Subrogation is an idea that's well-known in insurance and legal circles but sometimes not by the people who employ them. Even if it sounds complicated, it would be in your self-interest to comprehend the steps of the process. The more knowledgeable you are, the better decisions you can make with regard to your insurance policy.
Any insurance policy you own is an assurance that, if something bad occurs, the company on the other end of the policy will make good in a timely fashion. If you get hurt at work, for instance, your employer's workers compensation insurance agrees to pay for medical services. Employment lawyers handle the details; you just get fixed up.
But since determining who is financially responsible for services or repairs is regularly a time-consuming affair – and delay sometimes compounds the damage to the policyholder – insurance firms in many cases decide to pay up front and figure out the blame after the fact. They then need a means to regain the costs if, when all is said and done, they weren't responsible for the payout.
Let's Look at an Example
You rush into the doctor's office with a sliced-open finger. You give the receptionist your health insurance card and she records your policy details. You get taken care of and your insurer is billed for the expenses. But the next morning, when you arrive at your place of employment – where the injury occurred – your boss hands you workers compensation forms to fill out. Your employer's workers comp policy is in fact responsible for the hospital trip, not your health insurance. The latter has a right to recover its money in some way.
How Does Subrogation Work?
This is where subrogation comes in. It is the way that an insurance company uses to claim reimbursement after it has paid for something that should have been paid by some other entity. Some insurance firms have in-house property damage lawyers and personal injury attorneys, or a department dedicated to subrogation; others contract with a law firm. Normally, only you can sue for damages done to your person or property. But under subrogation law, your insurer is given some of your rights in exchange for making good on the damages. It can go after the money that was originally due to you, because it has covered the amount already.

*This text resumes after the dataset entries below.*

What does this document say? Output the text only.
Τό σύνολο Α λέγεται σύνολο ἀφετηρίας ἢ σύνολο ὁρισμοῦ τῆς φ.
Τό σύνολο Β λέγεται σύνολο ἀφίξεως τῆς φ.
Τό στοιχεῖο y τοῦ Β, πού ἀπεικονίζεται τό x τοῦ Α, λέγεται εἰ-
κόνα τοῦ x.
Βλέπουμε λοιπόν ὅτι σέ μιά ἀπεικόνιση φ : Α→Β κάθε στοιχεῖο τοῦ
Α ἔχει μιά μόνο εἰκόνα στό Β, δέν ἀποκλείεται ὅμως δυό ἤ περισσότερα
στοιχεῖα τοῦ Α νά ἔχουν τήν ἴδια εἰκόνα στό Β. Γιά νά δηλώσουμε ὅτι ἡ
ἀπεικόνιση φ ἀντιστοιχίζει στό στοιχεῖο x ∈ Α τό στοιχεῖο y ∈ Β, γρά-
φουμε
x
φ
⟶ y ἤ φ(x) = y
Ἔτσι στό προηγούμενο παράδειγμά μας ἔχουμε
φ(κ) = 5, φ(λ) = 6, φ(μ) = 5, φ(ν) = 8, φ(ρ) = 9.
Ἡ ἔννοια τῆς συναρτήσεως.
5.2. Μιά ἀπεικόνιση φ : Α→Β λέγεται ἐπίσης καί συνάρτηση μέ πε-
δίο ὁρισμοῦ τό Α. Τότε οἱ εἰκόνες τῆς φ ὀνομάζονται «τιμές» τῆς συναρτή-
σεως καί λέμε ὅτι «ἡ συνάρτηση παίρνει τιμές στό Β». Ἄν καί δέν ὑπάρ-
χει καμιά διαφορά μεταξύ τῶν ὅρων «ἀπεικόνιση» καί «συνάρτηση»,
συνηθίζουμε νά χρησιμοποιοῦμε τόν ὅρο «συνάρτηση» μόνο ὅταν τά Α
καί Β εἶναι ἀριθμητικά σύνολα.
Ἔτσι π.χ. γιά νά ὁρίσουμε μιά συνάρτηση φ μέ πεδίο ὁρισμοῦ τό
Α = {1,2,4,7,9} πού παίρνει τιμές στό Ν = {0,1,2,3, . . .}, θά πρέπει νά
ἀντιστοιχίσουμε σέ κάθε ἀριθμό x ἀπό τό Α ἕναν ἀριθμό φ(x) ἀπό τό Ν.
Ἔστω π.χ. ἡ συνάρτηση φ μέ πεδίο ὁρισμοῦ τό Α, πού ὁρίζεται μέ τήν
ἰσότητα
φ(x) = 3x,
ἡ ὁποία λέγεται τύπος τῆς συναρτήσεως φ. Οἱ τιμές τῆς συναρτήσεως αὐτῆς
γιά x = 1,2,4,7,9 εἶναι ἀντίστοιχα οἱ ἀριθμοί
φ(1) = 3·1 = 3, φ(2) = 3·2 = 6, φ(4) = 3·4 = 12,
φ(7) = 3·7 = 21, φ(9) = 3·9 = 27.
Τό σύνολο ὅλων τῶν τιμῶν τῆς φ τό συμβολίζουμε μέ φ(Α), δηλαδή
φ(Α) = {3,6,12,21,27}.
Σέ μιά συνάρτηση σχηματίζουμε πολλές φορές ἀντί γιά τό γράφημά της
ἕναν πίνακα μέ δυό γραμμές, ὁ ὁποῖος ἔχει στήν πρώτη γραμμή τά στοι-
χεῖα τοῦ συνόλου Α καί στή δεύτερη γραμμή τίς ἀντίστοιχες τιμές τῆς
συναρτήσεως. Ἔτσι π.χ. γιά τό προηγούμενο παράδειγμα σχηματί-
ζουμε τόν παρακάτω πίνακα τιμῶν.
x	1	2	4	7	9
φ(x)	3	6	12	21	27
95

Why Do I Need to Know This?
For starters, if you have a deductible, it wasn't just your insurer that had to pay. In a $10,000 accident with a $1,000 deductible, you lost some money too – to the tune of $1,000. If your insurer is unconcerned with pursuing subrogation even when it is entitled, it might opt to recoup its expenses by increasing your premiums. On the other hand, if it has a competent legal team and pursues them aggressively, it is acting both in its own interests and in yours. If all $10,000 is recovered, you will get your full thousand-dollar deductible back. If it recovers half (for instance, in a case where you are found 50 percent culpable), you'll typically get half your deductible back, depending on the laws in your state.
Additionally, if the total cost of an accident is more than your maximum coverage amount, you may have had to pay the difference, which can be extremely spendy. If your insurance company or its property damage lawyers, such as employment law payson ut, pursue subrogation and succeeds, it will recover your expenses in addition to its own.
All insurers are not created equal. When comparing, it's worth looking up the records of competing agencies to evaluate if they pursue winnable subrogation claims; if they resolve those claims quickly; if they keep their clients updated as the case goes on; and if they then process successfully won reimbursements immediately so that you can get your losses back and move on with your life. If, on the other hand, an insurance firm has a reputation of honoring claims that aren't its responsibility and then safeguarding its profitability by raising your premiums, you'll feel the sting later.